4 of 4 people found the following review helpful:
5.0 out of 5 stars
The Grandeur of the Granite State, December 11, 2007
This review is from: Art of the State: New Hampshire (Hardcover)
Years ago, when preparing for my three-year 50-state road trip I'd purchased a load of travel guides to help me plan what to see in each state, and was satisfied with guides until I stumbled upon my first ART OF STATE book in an Iowa museum. This unique book made all other travel books pale by comparison. Although small and slim the books throughout this series are packed with meaningful information. Beautifully designed and written, they are thoroughly engaging and a joy to read--like finding an ancestor's scrapbook or diary in the attic and reading a fascinating family heritage while viewing the images of a buried past. Each ART OF STATE story is lovingly told by someone with a deep appreciation of the state--and not just its good features, but the blemishes, too, all described evenhandedly and complemented by photographs of architecture, landscapes paintings, crafts and memorabilia. Each book presents the state's history, climate, landscape, traditions, symbols, recipes, must-see destinations as well as a statewide calendar of events. I've since purchased all the books in the series (19 of the 50 states as of 2007). If your budget won't allow you to buy all 19, at least buy two: one of your home state and one of your adopted state. You'll be amazed at what you'll discover about your former and current home state.
I apologize for raving so much about THE ART OF STATE series, but it was such a find for me, like discovering a diamond in a sea of glass. I can't help but gush.
The frontispiece of each book has a wallpaper design featuring a state motif. For New Hampshire, the motif is a moose: tiny golden brown moose, like polka dots, stand against a robins egg blue background.

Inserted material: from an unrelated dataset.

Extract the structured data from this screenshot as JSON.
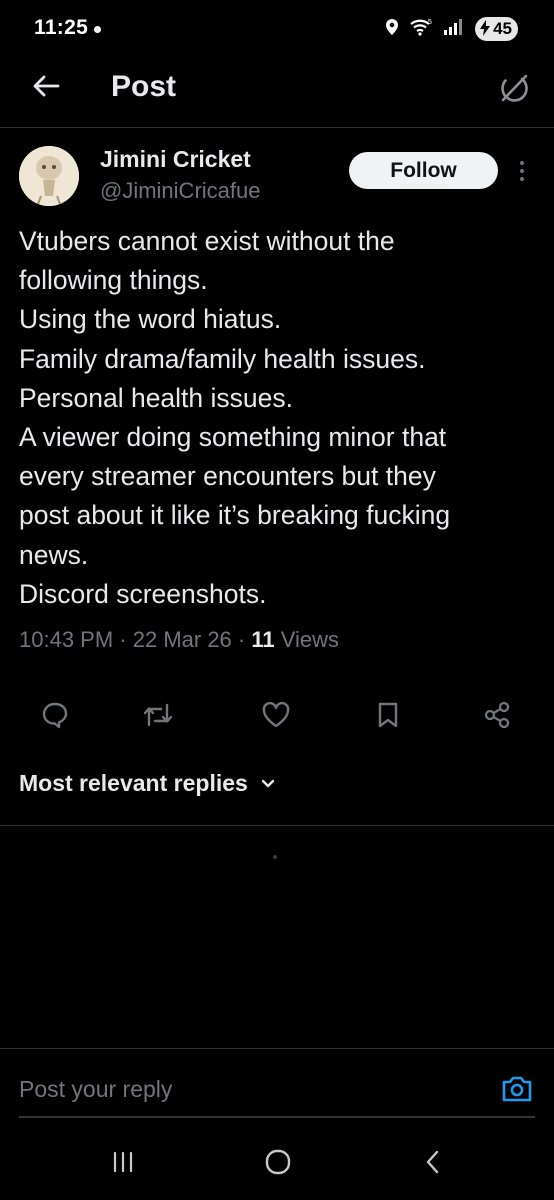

Sweet.
Now about the New Hampshire volume. Although New Hampshire is my adopted home, I never knew so many artist colonies began here the 19th and 20th century, from followers of sculptor Augustus Saint-Gaudens in Cornish to the Hudson River School camp in the soaring White Mountains (called "the Alps of America" back then) to the renowned MacDowell Art Colony in the west that inspired writers and artists from Thornton Wilder to Maxfield Parrish to Leonard Bernstein, and continues to offer a sanctuary for creative minds. I learned that New Hampshire was the first colony to declare independence from Great Britain. (Rhode Island makes this claim, but New Hampshire was first by five months), and the significance of the OLD FARMER'S ALMANAC and YANKEE magazines, the Mount Washington Weather Station, Portsmouth harbor and the difference between lakes, kettles, potholes and basins. I met the first Granite State inhabitants, the Penacook Confederacy. Or were they predated by even earlier inhabitants who left their mark on Mystery Hill in Salem, a 4,000-year-old rock formation nicknamed "America' Stonehendge." Each historic entry, art commentary, poetic observation made me excited about my adopted home, a place I had previously thought boring and lackluster. This book makes me want to pack my bag and visit every section of my state. A fantastic reference book and escape into the grandeur of the Granite State.